Steam reforming of a hydrocarbon to manufacture syngas is a very well known process. One popular technique is to use an autothermal reformer in conjunction with a reforming exchanger, as described in U.S. Pat. No. 5,011,625 to Le Blanc, which is hereby incorporated by reference herein in its entirety. Briefly, the hydrocarbon and an oxygen source are supplied to the autothermal reformer. The combustion reaction is exothermic and supplies the heat needed for the catalytic reforming reaction that occurs in the autothermal reformer, which is endothermic, to produce a relatively hot reformed gas. The hot gas from the autothermal reformer is then used as a heat source in the reforming exchanger, which is operated as an endothermic catalytic steam reforming zone. In the reforming exchanger, a feed comprising a mixture of steam and hydrocarbon is passed through catalyst-filled tubes. The outlet ends of the tubes discharge the endothermically reformed gas near the shell side inlet where it mixes with the hot gas from the autothermal reformer. The hot gas mixture is then passed countercurrently across the tubes in indirect heat exchange to supply the heat necessary for the endothermic reforming reaction to occur.
Reforming exchangers are in use commercially and are available, for example, from Kellogg Brown & Root, Inc. under the trade designation KRES. Various improvements to the reforming exchanger design have been made, as disclosed in, for example, U.S. Pat. No. 5,362,454 to Cizmar et al., which is hereby incorporated by reference herein in its entirety.
The present invention addresses improvements to the basic reforming exchanger design. The primary design consideration is to minimize the capital cost of the equipment, which is complicated because expensive alloys must be used to construct the tube bundle and tube sheets for the relatively high operating temperatures and pressures. Another design consideration is to maximize the capacity of the reforming exchanger within the practical limits of fabrication capabilities. It is also desirable to minimize the size and weight of the reforming exchanger to facilitate maintenance operations that require removal of the tube bundle.
Our approach to reducing the capital cost and increasing the capacity of the reforming exchanger is to increase the heat transfer rate by increasing the surface area available for heat transfer. Increasing the length of the conventional catalyst-filled tubes in the existing reforming exchanger design, however, was not practical because the tube side pressure drop (ΔP) would increase beyond that permitted without unduly complicating the tube sheet and tube sheet support designs, as well as increasing upstream operating pressures and compression costs. Furthermore, longer tubes would complicate the maintenance operations involving removal of the tube bundle.
The other approach to increasing the heat transfer area is to reduce the diameter of the catalyst-filled tubes.
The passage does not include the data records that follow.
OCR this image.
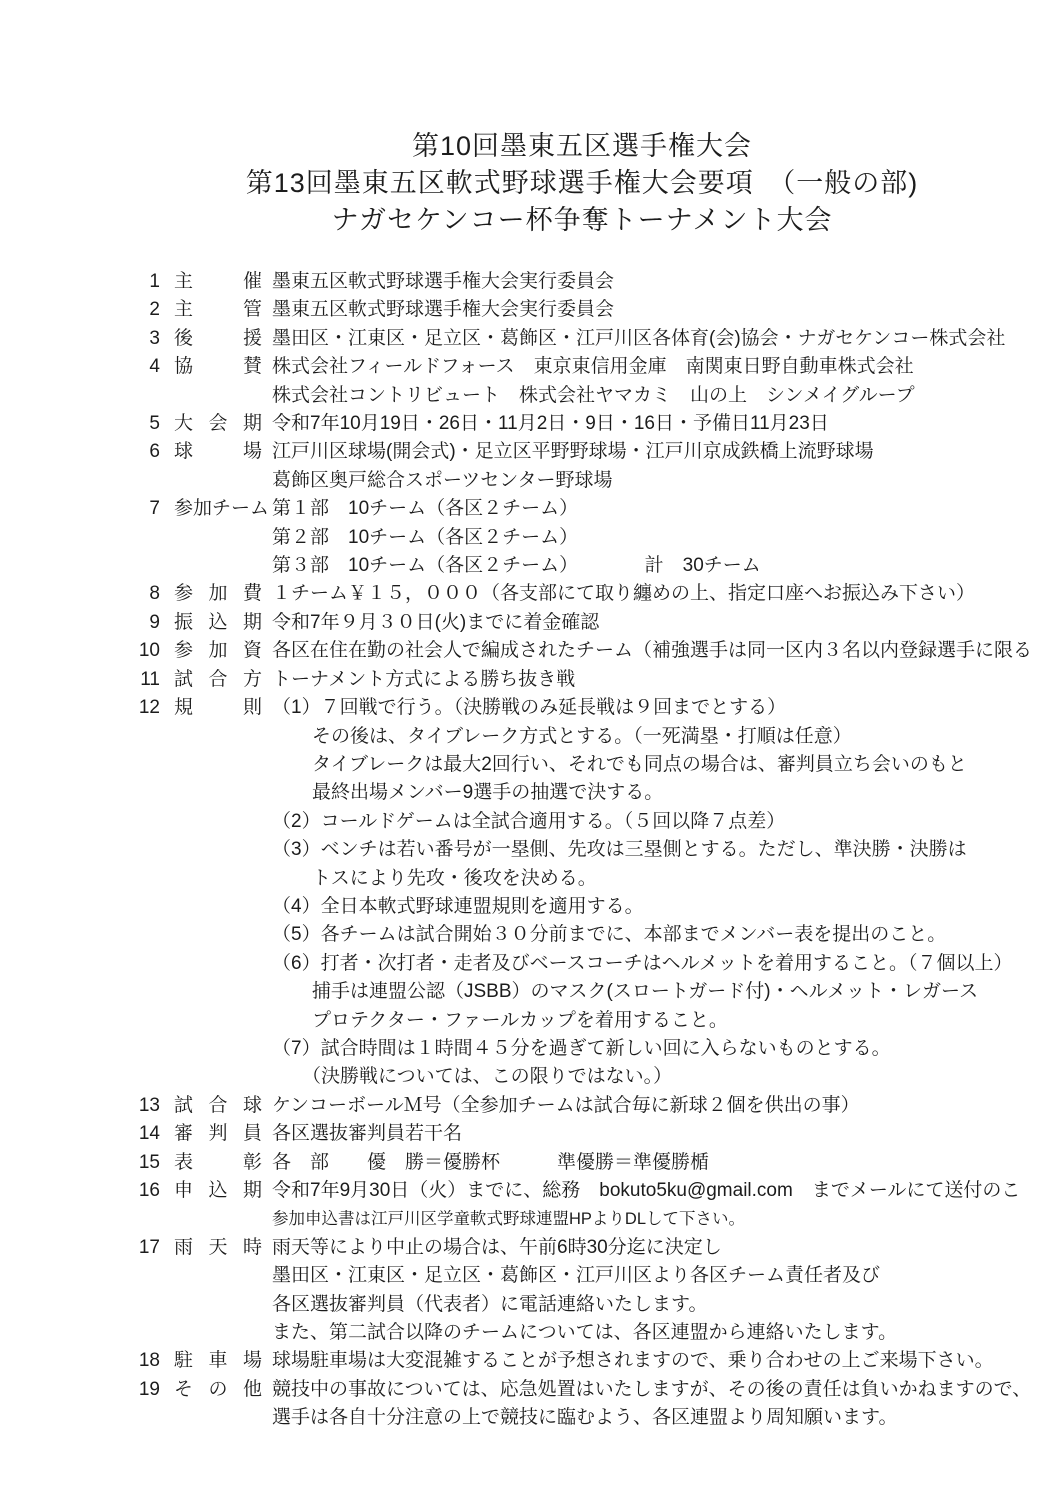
第10回墨東五区選手権大会
第13回墨東五区軟式野球選手権大会要項　（一般の部)
ナガセケンコー杯争奪トーナメント大会
1 主催 墨東五区軟式野球選手権大会実行委員会
2 主管 墨東五区軟式野球選手権大会実行委員会
3 後援 墨田区・江東区・足立区・葛飾区・江戸川区各体育(会)協会・ナガセケンコー株式会社
4 協賛 株式会社フィールドフォース　東京東信用金庫　南関東日野自動車株式会社
株式会社コントリビュート　株式会社ヤマカミ　山の上　シンメイグループ
5 大会期 令和7年10月19日・26日・11月2日・9日・16日・予備日11月23日
6 球場 江戸川区球場(開会式)・足立区平野野球場・江戸川京成鉄橋上流野球場
葛飾区奥戸総合スポーツセンター野球場
7 参加チーム 第１部　10チーム（各区２チーム）
第２部　10チーム（各区２チーム）
第３部　10チーム（各区２チーム）　　　　計　30チーム
8 参加費 １チーム￥１５，０００（各支部にて取り纏めの上、指定口座へお振込み下さい）
9 振込期 令和7年９月３０日(火)までに着金確認
10 参加資 各区在住在勤の社会人で編成されたチーム（補強選手は同一区内３名以内登録選手に限る
11 試合方 トーナメント方式による勝ち抜き戦
12 規則 （1）７回戦で行う。（決勝戦のみ延長戦は９回までとする）
その後は、タイブレーク方式とする。（一死満塁・打順は任意）
タイブレークは最大2回行い、それでも同点の場合は、審判員立ち会いのもと
最終出場メンバー9選手の抽選で決する。
（2）コールドゲームは全試合適用する。（５回以降７点差）
（3）ベンチは若い番号が一塁側、先攻は三塁側とする。ただし、準決勝・決勝は
トスにより先攻・後攻を決める。
（4）全日本軟式野球連盟規則を適用する。
（5）各チームは試合開始３０分前までに、本部までメンバー表を提出のこと。
（6）打者・次打者・走者及びベースコーチはヘルメットを着用すること。（７個以上）
捕手は連盟公認（JSBB）のマスク(スロートガード付)・ヘルメット・レガース
プロテクター・ファールカップを着用すること。
（7）試合時間は１時間４５分を過ぎて新しい回に入らないものとする。
（決勝戦については、この限りではない。）
13 試合球 ケンコーボールＭ号（全参加チームは試合毎に新球２個を供出の事）
14 審判員 各区選抜審判員若干名
15 表彰 各　部　　優　勝＝優勝杯　　　準優勝＝準優勝楯
16 申込期 令和7年9月30日（火）までに、総務　bokuto5ku@gmail.com　までメールにて送付のこ
参加申込書は江戸川区学童軟式野球連盟HPよりDLして下さい。
17 雨天時 雨天等により中止の場合は、午前6時30分迄に決定し
墨田区・江東区・足立区・葛飾区・江戸川区より各区チーム責任者及び
各区選抜審判員（代表者）に電話連絡いたします。
また、第二試合以降のチームについては、各区連盟から連絡いたします。
18 駐車場 球場駐車場は大変混雑することが予想されますので、乗り合わせの上ご来場下さい。
19 その他 競技中の事故については、応急処置はいたしますが、その後の責任は負いかねますので、
選手は各自十分注意の上で競技に臨むよう、各区連盟より周知願います。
However, it was a commonly held belief among the reforming reactor designers that the inside diameter of the heat transfer tubes had to be a minimum of 5 times the diameter or other largest edge dimension of the catalyst particles, supposedly because of packing, bridging, flow channeling, and other potential problems. For example, James T. Richardson, Principles of Catalyst Development, Plenum Press, New York, N.Y., p. 8 (1986) (citing E. G. Christoffel, “Laboratory Reactors and Heterogeneous Catalytic Processes,” Catal. Rev.—Sci. Eng., vol. 24, p. 159 (1982)), reports that the reactor to particle diameter ratio should be from five to ten, with the reactor length at least 50-100 times the particle diameter, to ensure that the flow is turbulent, uniform, and approximately plug flow.
To observe these design criteria would mean that reducing the tube diameter and increasing the number of tubes, as a means of increasing the available surface area, would require using a smaller catalyst structure. For example, in tubes having a 2-in. inside diameter (ID), the longitudinally bored, cylindrical catalyst shapes, also known as Raschig rings, prevalent in reforming exchangers used in the art would typically measure 0.315-in. outside diameter (OD) by 0.125-in. ID by 0.31-in. long. When small-ID tubes were specified, it was thought that the size of the catalyst particles had to be correspondingly reduced to adhere to the traditional equation Dt/Dp>5, wherein Dt is the inside diameter of the tubes in the reforming exchanger and Dp is the maximum edge dimension of the catalyst structure. Unfortunately, the use of smaller catalyst particles in smaller tubes, to observe this conventional design criterion, resulted in an unacceptable increase in tube side pressure drop. Conversely, because existing reforming exchanger designs were already at or near the maximum ratio of catalyst size to tube ID, the catalyst size could not be increased in the existing tube design as a means for reducing the pressure drop per unit of tube length so as to allow the use of longer tubes. It appeared as if there would be no practical way to increase the heat transfer, and that the ultimate capacity limits of the reforming exchanger design had been reached.